Description
Estimating a continuous-or-grid density field over a monitored area, rather than a single integer count. Density estimation is the spatial generalization of crowd-counting and the input most modeling pipelines actually need: pedestrian-flow models consume density and velocity fields; crowd-safety thresholds are defined per-zone. In the BLE-calibrated CSI thesis, density-field reconstruction from CSI between calibration campaigns is the headline inference task.
Why it's hard
- Wireless sensors provide highly spatially-aggregated readings; recovering a fine grid requires spatial priors.
- Density discontinuities (queue boundary, room edge) are hard to recover from smooth-by-default models.
- Saturation: high-density regions all look the same to a single CSI link.
- Validation requires per-cell ground truth at high spatial resolution, which is costly.

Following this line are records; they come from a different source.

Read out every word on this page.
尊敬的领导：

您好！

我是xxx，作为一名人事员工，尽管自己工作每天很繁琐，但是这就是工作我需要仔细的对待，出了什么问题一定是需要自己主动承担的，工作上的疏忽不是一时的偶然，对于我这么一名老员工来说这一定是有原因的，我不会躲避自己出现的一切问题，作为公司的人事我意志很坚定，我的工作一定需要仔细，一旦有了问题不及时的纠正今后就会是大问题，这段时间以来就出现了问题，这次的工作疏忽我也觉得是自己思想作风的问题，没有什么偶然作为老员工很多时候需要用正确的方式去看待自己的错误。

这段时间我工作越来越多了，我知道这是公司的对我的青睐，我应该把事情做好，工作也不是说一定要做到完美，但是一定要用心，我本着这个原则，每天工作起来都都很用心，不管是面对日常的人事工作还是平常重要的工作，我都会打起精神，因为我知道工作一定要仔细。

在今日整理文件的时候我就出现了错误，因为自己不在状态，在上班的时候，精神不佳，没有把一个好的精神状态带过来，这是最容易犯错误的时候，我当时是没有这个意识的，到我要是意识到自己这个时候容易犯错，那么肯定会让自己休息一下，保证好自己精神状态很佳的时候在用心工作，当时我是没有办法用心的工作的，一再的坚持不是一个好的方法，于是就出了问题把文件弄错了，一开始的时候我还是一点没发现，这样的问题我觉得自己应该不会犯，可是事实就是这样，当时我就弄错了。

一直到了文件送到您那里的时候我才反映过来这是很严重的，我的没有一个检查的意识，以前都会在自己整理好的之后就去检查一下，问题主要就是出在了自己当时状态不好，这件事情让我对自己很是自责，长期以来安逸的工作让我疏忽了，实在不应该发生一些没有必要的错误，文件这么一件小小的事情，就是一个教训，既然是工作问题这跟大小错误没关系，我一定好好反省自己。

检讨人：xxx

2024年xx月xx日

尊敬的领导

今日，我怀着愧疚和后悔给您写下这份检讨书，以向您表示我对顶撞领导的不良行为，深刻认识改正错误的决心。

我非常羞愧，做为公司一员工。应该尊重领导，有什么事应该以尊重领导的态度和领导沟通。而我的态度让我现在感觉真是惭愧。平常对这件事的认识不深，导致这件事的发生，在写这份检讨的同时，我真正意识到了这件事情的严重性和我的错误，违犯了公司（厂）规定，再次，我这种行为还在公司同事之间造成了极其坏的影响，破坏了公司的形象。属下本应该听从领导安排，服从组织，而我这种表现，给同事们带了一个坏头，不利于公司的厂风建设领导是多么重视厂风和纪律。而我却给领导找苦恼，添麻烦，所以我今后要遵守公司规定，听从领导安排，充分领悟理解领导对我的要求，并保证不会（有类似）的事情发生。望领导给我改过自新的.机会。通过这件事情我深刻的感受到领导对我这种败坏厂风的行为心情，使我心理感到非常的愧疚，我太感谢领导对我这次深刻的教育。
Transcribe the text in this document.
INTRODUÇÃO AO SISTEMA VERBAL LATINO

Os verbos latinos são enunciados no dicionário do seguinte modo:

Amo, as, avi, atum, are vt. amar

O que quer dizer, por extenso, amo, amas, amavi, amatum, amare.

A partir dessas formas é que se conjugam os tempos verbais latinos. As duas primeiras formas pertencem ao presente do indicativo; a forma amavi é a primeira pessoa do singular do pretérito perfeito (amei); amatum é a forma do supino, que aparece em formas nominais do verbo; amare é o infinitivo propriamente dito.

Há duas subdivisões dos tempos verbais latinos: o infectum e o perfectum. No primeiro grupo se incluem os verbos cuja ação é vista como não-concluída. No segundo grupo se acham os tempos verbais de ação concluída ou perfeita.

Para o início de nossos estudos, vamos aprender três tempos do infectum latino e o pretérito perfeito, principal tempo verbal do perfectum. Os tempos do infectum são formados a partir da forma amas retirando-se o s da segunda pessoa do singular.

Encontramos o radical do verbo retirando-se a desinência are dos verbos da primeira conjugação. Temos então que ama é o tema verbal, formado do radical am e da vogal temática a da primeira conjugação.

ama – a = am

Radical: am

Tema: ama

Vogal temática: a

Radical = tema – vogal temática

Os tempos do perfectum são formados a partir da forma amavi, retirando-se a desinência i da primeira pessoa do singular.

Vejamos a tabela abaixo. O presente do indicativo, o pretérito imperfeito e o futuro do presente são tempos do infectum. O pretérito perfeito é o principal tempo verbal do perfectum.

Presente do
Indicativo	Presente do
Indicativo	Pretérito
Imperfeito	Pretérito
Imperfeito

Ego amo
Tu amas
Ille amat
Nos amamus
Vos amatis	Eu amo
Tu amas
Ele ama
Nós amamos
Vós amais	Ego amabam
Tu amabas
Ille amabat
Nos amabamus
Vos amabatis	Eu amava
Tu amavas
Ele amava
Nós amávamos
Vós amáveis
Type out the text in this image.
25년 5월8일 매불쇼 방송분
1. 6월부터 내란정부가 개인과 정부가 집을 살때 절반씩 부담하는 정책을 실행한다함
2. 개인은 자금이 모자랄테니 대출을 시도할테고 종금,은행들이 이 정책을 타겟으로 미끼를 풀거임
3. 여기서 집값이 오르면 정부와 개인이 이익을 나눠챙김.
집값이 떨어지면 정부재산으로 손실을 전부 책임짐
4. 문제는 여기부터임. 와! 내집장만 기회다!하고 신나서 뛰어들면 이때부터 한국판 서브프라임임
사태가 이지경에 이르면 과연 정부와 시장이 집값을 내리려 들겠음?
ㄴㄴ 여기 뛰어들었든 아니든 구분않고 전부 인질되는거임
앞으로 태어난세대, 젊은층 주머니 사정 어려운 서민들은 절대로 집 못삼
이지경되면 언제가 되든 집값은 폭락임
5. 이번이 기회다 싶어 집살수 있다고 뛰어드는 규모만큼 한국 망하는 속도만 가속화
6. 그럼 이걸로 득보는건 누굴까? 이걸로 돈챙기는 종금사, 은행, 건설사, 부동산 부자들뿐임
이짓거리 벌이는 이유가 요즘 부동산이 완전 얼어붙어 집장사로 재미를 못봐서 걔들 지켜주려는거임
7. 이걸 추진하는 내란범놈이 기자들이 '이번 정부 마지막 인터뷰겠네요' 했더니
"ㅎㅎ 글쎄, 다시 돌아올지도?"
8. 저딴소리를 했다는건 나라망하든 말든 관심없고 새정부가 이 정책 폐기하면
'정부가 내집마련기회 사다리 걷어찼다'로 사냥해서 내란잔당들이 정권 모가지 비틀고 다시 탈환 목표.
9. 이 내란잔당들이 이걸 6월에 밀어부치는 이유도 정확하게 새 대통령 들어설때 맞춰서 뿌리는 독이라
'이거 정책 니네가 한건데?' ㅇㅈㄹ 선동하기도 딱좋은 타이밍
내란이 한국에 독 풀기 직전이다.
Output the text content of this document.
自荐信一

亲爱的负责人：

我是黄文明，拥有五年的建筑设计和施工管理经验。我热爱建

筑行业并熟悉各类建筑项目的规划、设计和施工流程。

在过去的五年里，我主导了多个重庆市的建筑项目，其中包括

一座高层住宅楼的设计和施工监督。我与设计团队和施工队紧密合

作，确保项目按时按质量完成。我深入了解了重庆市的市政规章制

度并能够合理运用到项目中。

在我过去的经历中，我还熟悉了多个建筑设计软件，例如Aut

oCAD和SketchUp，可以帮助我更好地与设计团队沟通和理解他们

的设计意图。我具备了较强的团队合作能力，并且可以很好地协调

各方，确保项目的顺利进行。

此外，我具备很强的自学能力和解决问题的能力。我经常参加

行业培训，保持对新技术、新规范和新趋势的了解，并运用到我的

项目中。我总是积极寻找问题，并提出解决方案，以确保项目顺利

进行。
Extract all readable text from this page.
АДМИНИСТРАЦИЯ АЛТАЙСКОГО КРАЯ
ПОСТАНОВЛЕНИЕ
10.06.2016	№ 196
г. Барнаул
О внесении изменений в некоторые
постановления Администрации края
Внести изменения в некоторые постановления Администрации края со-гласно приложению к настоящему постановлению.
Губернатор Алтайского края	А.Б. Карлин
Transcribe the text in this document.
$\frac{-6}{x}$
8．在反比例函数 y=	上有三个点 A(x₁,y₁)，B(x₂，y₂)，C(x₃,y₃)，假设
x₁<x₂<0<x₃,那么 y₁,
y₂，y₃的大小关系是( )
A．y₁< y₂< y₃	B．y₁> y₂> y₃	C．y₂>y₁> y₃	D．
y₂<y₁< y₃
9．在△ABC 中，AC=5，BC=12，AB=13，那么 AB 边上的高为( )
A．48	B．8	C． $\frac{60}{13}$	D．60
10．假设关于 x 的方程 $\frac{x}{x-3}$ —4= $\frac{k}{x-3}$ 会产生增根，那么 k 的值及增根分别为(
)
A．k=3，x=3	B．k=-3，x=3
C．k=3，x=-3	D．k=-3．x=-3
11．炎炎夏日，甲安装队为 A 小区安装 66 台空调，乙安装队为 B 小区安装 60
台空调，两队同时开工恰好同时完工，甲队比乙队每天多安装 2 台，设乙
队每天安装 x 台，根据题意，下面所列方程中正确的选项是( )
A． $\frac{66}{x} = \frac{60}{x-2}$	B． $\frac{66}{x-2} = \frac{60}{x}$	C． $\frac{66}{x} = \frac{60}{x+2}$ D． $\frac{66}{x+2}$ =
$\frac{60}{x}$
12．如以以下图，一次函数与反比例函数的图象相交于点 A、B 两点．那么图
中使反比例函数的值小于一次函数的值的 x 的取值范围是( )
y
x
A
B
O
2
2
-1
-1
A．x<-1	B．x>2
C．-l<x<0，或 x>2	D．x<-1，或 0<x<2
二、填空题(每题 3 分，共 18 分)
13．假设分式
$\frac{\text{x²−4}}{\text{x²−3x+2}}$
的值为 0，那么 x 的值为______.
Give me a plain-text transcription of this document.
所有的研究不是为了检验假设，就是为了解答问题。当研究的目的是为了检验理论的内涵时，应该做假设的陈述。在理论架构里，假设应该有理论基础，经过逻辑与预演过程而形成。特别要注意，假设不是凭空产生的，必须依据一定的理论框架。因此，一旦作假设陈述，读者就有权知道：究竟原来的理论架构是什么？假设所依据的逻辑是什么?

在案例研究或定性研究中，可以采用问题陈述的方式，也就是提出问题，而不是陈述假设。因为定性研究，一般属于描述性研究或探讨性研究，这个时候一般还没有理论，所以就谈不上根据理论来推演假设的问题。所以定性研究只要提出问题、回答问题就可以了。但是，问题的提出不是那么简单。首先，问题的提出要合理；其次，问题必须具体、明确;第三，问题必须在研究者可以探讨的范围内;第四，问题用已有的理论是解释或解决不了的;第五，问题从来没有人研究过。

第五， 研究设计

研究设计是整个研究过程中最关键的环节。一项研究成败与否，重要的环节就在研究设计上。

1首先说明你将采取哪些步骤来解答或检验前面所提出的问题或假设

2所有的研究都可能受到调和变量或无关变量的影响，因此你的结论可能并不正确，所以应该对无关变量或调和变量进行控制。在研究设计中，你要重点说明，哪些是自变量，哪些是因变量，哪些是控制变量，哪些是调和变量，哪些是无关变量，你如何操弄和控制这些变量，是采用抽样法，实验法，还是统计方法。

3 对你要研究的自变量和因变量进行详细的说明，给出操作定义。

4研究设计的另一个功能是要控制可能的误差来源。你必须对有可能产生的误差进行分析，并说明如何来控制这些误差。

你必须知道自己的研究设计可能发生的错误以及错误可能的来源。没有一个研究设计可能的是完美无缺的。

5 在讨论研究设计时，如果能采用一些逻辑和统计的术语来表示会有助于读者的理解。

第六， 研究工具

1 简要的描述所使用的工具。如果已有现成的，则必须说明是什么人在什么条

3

- Mass-conservation between time steps is a useful prior that off-the-shelf regressors break.
Common approaches
- CNN density-regression models (vision baseline) with pixelwise Gaussian targets.
- Grid-based interpolation from a sensor-cell occupancy graph.
- Kernel density estimation from device-trajectory snapshots (BLE/WiFi probe).
- Physics-informed density inference enforcing continuity equation.
Source Papers
- sindagi2018_e579 ↗ — CNN-based single image crowd counting and density estimation.
- alam2022_0e15 ↗ — estimating indoor crowd density and movement using WiFi sensing.
- di2023_285b ↗ — physics-informed deep learning for traffic-state estimation (related framing).
- bendalibraham2021_476e ↗ — recent trends in crowd analysis.